Auf die Idee kam sie durch eine Uni-Recherche und stellte fest, dass die großen Makeup-Unternehmen für ihre Produkte viele Farben einfach zusammenmischen. Farbdrucker sind für jedermann erschwinglich und die Farbe, die dafür benutzt wird ist die gleiche wie in den Makeup-Produkten. Die Farbe sei von der FDA (Food and Drug Administration), der amerikanischen Lebensmittelüberwachungsbehörde, geprüft.
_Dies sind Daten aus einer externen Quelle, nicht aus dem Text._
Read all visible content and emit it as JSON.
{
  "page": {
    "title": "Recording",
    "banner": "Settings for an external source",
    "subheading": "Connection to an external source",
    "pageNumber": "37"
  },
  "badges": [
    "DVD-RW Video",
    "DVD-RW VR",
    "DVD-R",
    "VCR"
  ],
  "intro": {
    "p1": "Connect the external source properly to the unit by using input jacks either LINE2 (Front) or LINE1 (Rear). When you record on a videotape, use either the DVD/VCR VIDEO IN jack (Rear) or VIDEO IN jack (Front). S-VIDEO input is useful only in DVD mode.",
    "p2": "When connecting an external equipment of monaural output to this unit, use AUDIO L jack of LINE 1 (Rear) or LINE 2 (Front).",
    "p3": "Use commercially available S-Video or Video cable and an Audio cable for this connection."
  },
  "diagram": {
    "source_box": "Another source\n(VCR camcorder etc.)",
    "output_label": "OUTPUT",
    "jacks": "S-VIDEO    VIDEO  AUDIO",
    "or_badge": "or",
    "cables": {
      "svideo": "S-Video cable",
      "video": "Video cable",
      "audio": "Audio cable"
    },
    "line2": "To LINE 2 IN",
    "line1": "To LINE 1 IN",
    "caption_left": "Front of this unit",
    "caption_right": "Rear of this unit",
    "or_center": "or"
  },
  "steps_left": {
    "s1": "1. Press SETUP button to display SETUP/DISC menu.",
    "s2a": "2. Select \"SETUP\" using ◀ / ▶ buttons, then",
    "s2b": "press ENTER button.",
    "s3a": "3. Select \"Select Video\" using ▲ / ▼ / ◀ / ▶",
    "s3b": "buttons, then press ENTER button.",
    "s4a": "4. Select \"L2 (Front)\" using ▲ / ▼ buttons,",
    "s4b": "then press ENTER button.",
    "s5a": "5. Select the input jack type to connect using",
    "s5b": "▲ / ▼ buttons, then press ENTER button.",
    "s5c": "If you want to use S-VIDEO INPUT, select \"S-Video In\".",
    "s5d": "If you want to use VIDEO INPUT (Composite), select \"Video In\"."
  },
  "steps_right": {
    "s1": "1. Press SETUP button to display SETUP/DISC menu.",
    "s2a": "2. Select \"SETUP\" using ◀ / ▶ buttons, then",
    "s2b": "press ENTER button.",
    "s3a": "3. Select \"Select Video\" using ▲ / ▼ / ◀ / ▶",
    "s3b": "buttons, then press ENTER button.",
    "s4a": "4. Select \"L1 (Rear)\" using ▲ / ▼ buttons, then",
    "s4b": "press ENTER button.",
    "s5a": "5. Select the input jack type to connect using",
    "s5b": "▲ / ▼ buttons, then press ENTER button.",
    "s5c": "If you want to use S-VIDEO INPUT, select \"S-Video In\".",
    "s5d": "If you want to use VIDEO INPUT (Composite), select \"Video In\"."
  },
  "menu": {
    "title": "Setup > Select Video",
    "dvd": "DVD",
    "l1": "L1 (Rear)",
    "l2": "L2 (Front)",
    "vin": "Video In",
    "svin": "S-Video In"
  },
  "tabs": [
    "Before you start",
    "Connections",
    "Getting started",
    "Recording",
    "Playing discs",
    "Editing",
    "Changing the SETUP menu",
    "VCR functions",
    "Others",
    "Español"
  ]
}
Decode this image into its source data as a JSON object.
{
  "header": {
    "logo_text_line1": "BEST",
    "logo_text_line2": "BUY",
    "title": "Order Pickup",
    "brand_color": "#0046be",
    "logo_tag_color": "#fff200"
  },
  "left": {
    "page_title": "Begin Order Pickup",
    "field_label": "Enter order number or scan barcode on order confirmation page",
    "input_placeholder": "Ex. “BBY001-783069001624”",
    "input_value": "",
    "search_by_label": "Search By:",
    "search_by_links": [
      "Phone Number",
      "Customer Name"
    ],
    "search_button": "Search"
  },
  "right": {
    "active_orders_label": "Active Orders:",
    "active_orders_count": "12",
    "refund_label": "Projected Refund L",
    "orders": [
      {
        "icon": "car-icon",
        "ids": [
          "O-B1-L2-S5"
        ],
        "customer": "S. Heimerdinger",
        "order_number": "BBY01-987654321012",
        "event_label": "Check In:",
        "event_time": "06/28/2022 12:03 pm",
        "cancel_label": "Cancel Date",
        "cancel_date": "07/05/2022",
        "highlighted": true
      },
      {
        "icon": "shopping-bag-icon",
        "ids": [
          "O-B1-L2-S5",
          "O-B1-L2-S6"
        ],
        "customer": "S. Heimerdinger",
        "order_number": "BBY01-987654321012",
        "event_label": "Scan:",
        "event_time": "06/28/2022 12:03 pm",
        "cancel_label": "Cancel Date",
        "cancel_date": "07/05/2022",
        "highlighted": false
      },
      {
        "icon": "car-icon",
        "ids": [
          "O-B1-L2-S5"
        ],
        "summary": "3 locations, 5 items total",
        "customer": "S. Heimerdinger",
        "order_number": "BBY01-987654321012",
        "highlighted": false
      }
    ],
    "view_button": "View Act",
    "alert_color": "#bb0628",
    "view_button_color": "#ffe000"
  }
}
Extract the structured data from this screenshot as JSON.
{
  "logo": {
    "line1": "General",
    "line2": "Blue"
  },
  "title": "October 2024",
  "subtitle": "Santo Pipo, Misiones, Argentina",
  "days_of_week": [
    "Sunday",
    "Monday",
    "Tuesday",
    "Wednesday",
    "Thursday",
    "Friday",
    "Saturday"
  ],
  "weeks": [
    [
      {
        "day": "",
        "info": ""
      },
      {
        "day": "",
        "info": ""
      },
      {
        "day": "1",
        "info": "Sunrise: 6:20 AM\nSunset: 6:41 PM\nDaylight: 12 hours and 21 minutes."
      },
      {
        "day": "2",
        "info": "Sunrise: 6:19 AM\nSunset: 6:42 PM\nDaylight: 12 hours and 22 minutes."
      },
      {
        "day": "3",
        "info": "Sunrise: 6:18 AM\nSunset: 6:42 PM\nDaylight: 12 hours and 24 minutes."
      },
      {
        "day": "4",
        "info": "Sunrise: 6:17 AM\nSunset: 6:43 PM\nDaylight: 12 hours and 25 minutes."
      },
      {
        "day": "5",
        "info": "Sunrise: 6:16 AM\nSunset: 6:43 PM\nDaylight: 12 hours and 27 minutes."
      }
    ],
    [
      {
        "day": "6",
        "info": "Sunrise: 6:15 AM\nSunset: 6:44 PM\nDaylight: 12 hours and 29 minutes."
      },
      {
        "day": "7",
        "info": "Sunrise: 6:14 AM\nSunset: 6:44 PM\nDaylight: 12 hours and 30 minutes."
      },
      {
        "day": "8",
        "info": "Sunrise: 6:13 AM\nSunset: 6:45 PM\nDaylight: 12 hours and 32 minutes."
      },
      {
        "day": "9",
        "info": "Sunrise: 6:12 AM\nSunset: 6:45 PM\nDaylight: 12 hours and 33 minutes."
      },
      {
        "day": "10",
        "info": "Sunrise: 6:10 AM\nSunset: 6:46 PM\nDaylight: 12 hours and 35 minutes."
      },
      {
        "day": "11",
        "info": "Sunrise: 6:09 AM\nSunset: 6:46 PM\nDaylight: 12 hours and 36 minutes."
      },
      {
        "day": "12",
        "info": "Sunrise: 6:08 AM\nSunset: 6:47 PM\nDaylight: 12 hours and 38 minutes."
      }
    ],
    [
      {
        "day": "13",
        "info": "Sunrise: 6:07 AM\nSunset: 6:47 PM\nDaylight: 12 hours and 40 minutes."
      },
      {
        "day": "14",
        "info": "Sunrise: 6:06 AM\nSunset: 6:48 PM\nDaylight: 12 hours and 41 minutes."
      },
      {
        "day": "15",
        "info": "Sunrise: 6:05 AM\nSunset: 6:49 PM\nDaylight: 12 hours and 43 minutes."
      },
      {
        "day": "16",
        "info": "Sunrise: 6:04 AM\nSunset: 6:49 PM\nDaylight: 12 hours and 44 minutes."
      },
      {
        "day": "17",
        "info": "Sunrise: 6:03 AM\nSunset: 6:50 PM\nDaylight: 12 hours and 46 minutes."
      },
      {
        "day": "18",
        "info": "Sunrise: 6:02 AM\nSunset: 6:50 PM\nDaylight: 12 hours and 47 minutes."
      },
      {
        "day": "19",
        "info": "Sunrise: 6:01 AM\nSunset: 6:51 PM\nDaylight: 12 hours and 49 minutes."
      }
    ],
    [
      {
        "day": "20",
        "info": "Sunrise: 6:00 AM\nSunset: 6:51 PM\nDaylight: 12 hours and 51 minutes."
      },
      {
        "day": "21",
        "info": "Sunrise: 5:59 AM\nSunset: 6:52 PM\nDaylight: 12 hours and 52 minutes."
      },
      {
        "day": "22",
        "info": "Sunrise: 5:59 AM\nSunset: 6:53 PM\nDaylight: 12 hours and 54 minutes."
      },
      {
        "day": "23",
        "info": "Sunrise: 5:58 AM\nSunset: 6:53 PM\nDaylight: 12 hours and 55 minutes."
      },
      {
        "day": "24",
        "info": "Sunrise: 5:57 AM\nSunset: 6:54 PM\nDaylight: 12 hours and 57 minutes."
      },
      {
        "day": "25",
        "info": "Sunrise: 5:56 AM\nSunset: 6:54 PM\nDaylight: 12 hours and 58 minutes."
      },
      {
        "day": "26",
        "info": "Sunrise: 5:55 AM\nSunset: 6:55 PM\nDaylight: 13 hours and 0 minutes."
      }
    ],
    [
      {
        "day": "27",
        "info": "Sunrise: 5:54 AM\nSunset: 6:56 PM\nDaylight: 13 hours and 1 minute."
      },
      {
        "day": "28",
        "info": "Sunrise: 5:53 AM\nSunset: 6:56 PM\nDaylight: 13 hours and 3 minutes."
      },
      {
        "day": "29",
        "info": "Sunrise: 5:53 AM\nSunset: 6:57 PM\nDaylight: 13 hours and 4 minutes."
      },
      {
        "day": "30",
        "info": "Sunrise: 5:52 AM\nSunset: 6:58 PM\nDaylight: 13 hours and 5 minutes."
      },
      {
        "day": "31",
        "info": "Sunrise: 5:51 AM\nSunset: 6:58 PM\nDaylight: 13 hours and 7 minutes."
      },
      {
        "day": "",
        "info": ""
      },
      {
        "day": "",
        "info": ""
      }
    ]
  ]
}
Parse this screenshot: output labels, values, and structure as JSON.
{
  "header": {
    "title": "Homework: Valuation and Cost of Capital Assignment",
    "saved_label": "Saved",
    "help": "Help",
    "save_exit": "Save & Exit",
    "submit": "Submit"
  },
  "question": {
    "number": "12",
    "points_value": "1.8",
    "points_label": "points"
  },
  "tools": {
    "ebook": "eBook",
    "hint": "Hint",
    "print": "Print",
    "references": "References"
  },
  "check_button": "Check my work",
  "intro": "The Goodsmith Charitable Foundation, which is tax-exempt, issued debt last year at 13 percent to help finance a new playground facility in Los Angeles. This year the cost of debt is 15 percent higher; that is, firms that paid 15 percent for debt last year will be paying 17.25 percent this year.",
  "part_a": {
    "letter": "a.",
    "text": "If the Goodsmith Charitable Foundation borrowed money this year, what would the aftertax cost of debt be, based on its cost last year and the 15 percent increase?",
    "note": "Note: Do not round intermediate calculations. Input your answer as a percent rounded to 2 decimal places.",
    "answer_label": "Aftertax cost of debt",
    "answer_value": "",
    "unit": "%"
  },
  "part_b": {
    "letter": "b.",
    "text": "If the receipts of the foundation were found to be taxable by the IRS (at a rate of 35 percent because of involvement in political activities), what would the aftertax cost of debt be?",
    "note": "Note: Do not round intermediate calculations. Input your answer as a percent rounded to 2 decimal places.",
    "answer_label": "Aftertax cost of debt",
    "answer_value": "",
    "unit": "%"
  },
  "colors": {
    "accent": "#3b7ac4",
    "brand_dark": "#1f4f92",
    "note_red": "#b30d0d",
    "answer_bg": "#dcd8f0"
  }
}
Mink nennt Choi ihren 3D-Drucker, der Name rührt aus der Kombination von Makeup und Ink, dem englischen Wort für Tinte. Zwischen 200 und 300 US-Dollar soll der Drucker kosten und im Laufe des Jahres auf den Markt kommen. Choi plant eine Kooperation mit einem großen Drucker-Produzenten wie Epson.


Bild: TechCrunch

Der kleine Drucker an Computer, Tablet oder Smartphone angeschlossen und mit einem Farbcode, dem sogenannten Hexcode, gefüttert werden. Die Codes zu den Farben findet man im Internet, sie sind frei verfügbar. So sind weit mehr Farbvariationen möglich, als Hersteller wie Chanel oder Maybelline in den Drogerien anbieten. So kann sich jeder im Do-it-your-self-Verfahren daheim Rouge, Lidschatten, Lip Gloss oder ein beliebiges Makeup herstellen.